ECLI:NL:HR:2000:AA4428
Hoge Raad
- Cassatie
- A. Mijnssen
- J. Heemskerk
- F. Fleers
- A. de Savornin Lohman
- W. Hammerstein
- Rechtspraak.nl
Vernietiging beschikking voorlopige machtiging tot voortzetting van verblijf in psychiatrisch ziekenhuis
In deze zaak heeft de Hoge Raad op 21 januari 2000 uitspraak gedaan over een cassatieverzoek van verzoekster, die in een psychiatrisch ziekenhuis was opgenomen. De Officier van Justitie had op 23 juli 1999 een vordering ingediend bij de Rechtbank 's-Hertogenbosch voor een voorlopige machtiging om het verblijf van verzoekster in het ziekenhuis te verlengen. De Rechtbank verleende deze machtiging op 9 augustus 1999, na het horen van verzoekster, haar advocaat, de behandelend arts en haar kinderen.

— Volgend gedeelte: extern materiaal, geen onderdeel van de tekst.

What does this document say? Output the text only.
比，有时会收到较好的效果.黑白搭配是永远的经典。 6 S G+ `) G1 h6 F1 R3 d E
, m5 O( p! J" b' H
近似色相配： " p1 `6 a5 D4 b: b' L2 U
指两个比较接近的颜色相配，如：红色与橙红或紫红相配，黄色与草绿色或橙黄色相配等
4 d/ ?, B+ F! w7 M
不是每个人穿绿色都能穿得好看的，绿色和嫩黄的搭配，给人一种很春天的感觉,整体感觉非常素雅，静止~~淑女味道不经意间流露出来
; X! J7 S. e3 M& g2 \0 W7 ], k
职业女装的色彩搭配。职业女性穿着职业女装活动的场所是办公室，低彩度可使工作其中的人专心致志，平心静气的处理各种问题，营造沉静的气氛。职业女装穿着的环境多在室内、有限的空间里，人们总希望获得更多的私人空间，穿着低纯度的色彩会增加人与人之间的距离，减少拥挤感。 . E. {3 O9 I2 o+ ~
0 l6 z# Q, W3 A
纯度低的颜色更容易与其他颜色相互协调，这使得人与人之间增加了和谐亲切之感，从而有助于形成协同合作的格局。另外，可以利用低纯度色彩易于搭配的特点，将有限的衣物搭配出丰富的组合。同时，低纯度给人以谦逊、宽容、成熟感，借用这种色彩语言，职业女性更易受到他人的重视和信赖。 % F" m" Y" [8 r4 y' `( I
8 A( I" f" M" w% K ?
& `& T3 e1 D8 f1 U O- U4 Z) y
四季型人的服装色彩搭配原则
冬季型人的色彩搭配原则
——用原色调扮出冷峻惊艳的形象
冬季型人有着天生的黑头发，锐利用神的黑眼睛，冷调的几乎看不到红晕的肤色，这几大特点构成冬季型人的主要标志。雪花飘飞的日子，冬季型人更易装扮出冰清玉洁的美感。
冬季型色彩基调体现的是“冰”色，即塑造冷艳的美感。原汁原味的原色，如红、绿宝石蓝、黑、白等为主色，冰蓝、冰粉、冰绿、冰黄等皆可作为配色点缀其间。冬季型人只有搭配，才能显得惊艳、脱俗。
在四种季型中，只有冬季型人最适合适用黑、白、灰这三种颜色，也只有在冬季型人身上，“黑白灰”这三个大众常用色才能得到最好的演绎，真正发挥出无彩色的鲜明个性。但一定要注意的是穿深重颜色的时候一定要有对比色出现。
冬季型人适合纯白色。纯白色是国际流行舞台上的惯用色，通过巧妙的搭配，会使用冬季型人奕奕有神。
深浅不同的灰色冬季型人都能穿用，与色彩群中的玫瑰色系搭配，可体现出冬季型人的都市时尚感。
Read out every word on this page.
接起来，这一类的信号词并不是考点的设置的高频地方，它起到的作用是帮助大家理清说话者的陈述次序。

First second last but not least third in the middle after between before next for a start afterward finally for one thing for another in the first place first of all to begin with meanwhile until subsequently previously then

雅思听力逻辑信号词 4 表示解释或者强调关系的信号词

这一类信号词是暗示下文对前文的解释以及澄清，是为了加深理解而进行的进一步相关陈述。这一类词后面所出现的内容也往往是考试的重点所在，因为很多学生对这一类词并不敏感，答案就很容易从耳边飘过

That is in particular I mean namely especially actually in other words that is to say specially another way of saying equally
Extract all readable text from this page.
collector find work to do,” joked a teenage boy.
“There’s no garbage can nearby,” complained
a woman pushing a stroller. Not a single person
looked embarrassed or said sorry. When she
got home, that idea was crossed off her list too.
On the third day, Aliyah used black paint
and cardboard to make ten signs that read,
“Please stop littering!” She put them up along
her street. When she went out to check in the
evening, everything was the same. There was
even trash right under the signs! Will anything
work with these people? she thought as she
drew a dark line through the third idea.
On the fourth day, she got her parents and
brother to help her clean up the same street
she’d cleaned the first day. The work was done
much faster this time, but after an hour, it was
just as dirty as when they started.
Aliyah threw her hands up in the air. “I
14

Verzoekster ging in cassatie tegen deze beschikking, waarbij de Advocaat-Generaal Hartkamp adviseerde tot vernietiging van de beschikking en verwijzing van de zaak voor verdere behandeling.
De Hoge Raad oordeelde dat de geneeskundige verklaring die aan de vordering was gehecht, niet rechtsgeldig was omdat deze niet was ondertekend door de geneesheer-directeur van het ziekenhuis, zoals vereist door de Wet bijzondere opnemingen in psychiatrische ziekenhuizen (Bopz). De Rechtbank had het bezwaar van verzoekster dat de verklaring niet door een bevoegde was ondertekend, ten onrechte gepasseerd. De Hoge Raad benadrukte dat de verantwoordelijkheid voor de inhoud van de verklaring bij de geneesheer-directeur ligt en dat deze niet kan worden gedelegeerd aan anderen. De Hoge Raad vernietigde daarom de beschikking van de Rechtbank en verwees de zaak terug voor verdere behandeling.
Deze uitspraak onderstreept het belang van de juiste procedurele waarborgen in zaken die betrekking hebben op de vrijheidsbeneming van personen in psychiatrische instellingen. De Hoge Raad bevestigde dat de eisen van de Bopz strikt moeten worden nageleefd om de rechten van de betrokkenen te waarborgen.